Between me and the six other athletes with a learning disability on the Para GB team, we won 12 medals. I think it's amazing that athletes with a learning disability won so many medals, but it makes me sad that others who have a learning disability aren't able to get the chance to win medals. I am quite good at rowing but I can't progress as high as I have in swimming because it's one of the sports that don't permit athletes with a learning disability to compete. Just 3 out of 23 sports at the Paralympics are open to athletes like me.
A lot of this is to do with when the Spanish Basketball team cheated in 2000 and faked having a learning disability. All athletes with a learning disability were banned and only allowed back in 2012.
I'm an ambassador for the learning disability charity Mencap. They launched a petition just before the Paralympics calling for more events and sports to be made available to athletes with a learning disability at the Paralympics. This is a great idea.
Lots of the feedback to Mencap's petition was that people didn't understand how a learning disability affects how an athlete performs.
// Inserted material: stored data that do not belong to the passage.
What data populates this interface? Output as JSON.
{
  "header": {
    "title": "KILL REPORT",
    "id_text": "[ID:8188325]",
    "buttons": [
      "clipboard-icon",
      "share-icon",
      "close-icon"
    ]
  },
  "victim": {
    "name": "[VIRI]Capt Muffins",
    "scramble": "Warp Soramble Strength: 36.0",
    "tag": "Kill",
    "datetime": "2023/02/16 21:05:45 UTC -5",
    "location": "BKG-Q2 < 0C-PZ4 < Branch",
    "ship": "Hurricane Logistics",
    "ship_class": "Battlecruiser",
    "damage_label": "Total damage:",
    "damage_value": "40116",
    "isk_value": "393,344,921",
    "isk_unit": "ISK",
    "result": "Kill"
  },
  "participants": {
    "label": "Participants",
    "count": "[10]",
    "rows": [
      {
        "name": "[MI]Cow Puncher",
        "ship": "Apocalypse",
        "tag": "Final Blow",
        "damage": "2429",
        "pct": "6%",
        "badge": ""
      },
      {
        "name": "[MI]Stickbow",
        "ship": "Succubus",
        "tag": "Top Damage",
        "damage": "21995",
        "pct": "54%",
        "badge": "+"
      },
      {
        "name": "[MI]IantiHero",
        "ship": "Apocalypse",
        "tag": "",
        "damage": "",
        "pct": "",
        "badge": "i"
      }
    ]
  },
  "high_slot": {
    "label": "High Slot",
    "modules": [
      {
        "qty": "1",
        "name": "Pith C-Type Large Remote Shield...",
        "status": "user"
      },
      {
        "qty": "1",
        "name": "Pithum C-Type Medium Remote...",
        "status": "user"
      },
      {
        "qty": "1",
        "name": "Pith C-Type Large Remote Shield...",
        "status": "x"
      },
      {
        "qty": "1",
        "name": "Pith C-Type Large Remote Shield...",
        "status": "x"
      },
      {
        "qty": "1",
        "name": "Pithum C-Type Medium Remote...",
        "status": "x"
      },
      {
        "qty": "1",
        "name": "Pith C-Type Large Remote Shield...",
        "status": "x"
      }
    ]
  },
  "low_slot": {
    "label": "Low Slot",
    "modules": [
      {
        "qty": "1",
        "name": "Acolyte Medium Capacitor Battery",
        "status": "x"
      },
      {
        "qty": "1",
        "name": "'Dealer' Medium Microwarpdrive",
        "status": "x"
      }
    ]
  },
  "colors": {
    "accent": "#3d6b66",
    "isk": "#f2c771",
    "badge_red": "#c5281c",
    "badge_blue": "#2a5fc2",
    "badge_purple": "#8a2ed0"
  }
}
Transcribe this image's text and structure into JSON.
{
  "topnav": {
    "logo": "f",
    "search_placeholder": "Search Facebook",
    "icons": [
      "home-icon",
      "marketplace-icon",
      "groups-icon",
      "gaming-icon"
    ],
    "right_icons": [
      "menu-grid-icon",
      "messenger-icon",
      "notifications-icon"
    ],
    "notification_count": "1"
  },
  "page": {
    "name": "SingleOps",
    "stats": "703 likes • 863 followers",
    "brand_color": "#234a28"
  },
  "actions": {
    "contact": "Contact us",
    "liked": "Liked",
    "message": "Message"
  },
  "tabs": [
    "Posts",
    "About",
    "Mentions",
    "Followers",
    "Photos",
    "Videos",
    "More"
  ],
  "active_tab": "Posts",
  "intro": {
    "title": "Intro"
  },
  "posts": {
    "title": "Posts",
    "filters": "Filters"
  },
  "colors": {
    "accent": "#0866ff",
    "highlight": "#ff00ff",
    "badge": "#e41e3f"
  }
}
When I'm training, I face a number of challenges. I really struggle with pacing myself and making sure my stroke rate is right. I struggle with working out the clock times. I have to remember all of the equipment that I need and not to leave it poolside or in the changing rooms. I struggle with counting the number of lengths, stroke rate and strokes into a turn. It's so hard to remember and concentrate.
One of my biggest struggles is learning to do new things. Everyone in my squad learned a new tumble turn in just a few weeks and it took me over a year before I could do it, even now if I don't do it regularly I struggle again. I was so happy when I finally learnt it, my friend filmed it and posted it on my Facebook page.
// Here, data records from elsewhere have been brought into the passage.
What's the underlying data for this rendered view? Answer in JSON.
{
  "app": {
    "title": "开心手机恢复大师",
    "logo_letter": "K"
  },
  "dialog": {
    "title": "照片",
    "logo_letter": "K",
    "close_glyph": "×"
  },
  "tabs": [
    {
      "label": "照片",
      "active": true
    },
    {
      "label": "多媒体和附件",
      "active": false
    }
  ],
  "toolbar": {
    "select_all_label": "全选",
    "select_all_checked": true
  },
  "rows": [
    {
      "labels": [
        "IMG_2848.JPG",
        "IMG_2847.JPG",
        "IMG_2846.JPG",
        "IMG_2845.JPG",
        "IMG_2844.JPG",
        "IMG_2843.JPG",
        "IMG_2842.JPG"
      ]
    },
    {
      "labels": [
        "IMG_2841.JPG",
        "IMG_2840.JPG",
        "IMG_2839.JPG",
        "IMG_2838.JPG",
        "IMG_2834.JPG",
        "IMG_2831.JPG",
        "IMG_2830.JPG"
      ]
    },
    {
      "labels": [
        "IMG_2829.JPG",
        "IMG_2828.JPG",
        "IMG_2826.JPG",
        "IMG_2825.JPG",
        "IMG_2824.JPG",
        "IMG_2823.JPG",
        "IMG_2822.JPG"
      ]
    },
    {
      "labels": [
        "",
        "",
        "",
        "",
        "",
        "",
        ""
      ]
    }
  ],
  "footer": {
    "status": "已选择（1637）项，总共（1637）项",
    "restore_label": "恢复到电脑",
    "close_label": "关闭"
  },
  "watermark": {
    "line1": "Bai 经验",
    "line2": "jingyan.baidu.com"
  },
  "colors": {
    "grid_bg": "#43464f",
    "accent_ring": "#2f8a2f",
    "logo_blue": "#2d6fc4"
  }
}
I do 'What If' sessions with my coach. I know that if something changes or goes differently when I'm competing, it can affect how I perform. In the sessions, we'll go through possible things that could happen when I'm competing and work out what I should do. It makes sure I am prepared for anything and I know what I should do whatever happens.
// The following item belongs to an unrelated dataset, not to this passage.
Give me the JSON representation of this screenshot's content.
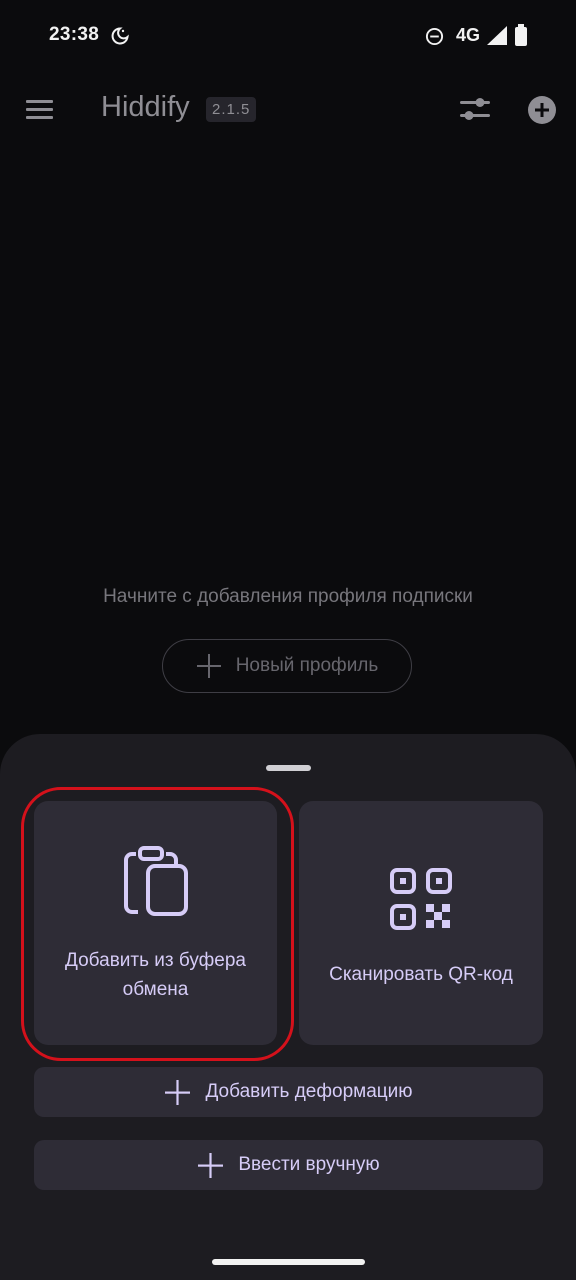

I also need different support in day to day life. In Rio, I stayed in a flat with some other GB athletes and there was staff there to make sure I was okay and support me with everything. I think I was the only swimmer with a learning disability who had this but I needed it, so I was really grateful for the help. All of the swimmers who had a learning disability on the team were accompanied to the GB house because most of us are well known for getting lost, distracted and confused.
I was the first British swimmer with a learning disability to achieve a Gold medal at the Paralympics in 2012, and it's really important that athletes with a learning disability, no matter what their discipline is, can do the same. The restrictions athletes face need to be lifted.
There are 4 years until Tokyo and there are lots of athletes with a learning disability who are dreaming of being part of the Para GB team and competing for their country, just like Stephanie who fronted Mencap's petition. The Paralympics has done a lot to change attitudes to disability, and we need to make the same happen for people with a learning disability. If you want this to change, then please sign the petition so Tokyo 2020 can inspire more people with a learning disability to take up sport, and compete at the highest level.